Internet Explorer Version (for MS04-025)
Internet Explorer 5.01 Service Pack 2
Internet Explorer 5.01 Service Pack 3
Internet Explorer 5.01 Service Pack 4
Internet Explorer 5.5 Service Pack 2
Internet Explorer 6
Internet Explorer 6 Service Pack 1
Internet Explorer 6 Service Pack 1 (64-Bit Edition)
Internet Explorer 6 for Windows Server 2003
Internet Explorer 6 for Windows Server 2003 (64-Bit Edition)
Windows Version (for MS04-025)
Microsoft Windows NT® Workstation 4.0 Service Pack 6a
Microsoft Windows NT Server 4.0 Service Pack 6a
Microsoft Windows NT Server 4.0 Terminal Server Edition Service Pack 6
Microsoft Windows 2000 Service Pack 2
Microsoft Windows 2000 Service Pack 3
Microsoft Windows 2000 Service Pack 4
Microsoft Windows XP and Microsoft Windows XP Service Pack 1
Microsoft Windows XP 64-Bit Edition Service Pack 1
Microsoft Windows XP 64-Bit Edition Version 2003
Microsoft Windows Server® 2003
Microsoft Windows Server 2003 64-Bit Edition
Microsoft Windows 98
Microsoft Windows 98 Second Edition (SE)
Microsoft Windows Millennium Edition (ME)

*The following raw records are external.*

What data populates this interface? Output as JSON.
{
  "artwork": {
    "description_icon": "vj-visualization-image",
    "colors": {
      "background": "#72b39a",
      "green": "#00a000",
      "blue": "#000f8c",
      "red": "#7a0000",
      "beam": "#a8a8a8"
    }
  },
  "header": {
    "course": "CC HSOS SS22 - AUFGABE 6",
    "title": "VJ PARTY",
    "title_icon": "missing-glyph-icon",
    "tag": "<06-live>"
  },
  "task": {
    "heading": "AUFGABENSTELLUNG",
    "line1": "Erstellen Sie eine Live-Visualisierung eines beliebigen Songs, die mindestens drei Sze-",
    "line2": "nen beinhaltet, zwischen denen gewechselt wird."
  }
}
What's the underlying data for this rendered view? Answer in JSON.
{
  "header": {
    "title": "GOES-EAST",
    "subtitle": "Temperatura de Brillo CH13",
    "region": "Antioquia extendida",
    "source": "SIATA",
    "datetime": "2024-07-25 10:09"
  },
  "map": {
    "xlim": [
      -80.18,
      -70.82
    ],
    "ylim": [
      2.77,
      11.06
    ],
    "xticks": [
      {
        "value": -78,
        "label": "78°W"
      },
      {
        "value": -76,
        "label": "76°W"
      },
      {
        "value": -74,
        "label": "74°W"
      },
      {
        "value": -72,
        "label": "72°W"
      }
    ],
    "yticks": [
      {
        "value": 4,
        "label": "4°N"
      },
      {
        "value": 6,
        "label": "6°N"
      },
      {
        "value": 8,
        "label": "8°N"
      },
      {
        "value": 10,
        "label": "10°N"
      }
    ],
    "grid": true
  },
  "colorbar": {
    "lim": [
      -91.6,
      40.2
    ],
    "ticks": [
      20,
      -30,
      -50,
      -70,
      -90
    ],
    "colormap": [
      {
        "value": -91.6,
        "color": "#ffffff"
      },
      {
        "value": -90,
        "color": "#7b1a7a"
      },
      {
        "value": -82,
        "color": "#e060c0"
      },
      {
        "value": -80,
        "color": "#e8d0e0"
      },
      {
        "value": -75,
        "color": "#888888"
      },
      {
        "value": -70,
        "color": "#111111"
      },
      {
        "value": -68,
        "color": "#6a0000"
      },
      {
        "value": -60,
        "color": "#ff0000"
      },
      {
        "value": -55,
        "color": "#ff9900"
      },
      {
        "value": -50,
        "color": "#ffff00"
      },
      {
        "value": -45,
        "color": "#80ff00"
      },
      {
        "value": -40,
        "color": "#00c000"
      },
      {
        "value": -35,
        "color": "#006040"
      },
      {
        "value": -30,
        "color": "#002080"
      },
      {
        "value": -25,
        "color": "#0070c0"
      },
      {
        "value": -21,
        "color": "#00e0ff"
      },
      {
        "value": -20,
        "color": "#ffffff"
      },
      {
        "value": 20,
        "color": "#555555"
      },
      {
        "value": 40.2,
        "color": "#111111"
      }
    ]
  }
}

Not all versions of IE run on all versions of Windows. For example, IE 5.01 SP2 is specifically produced for Microsoft Windows 2000 Service Pack 2.
There are more variables than just IE version and Windows version, and some like language create a multiplier on IE and Windows version. For IE 5.5 Service Pack 2 there are 26 language specific binaries. With the general assumption of 26 languages for each IE version, we have at minimum 234 installs to test for each security update we release. My test team has to make sure that each one of these install packages installs correctly and works as expected – that is a lot of setups! It is definitely the type of testing where we utilize automation and tools to reduce the need to manually do all those setups.
We also include other test variables in our coverage, like applications and sites, which can range from a variety of client based applications that host the IE browser to web sites that leverage different scripting technologies. Application and site compatibility is very important to IE, and in order to get good testing coverage we have to anticipate it will impact the Internet as well as corporate Intranets. In order to address this, we classify apps, sites and technologies into buckets, which allows us to test specific sites or apps that are representative of the overall technology bucket. We also look at a variety of measures that tell us what the top sites are, and then test IE against those sites.
This is just a quick snapshot of some of the test coverage issues we grapple with in testing IE. More testing tidbits later.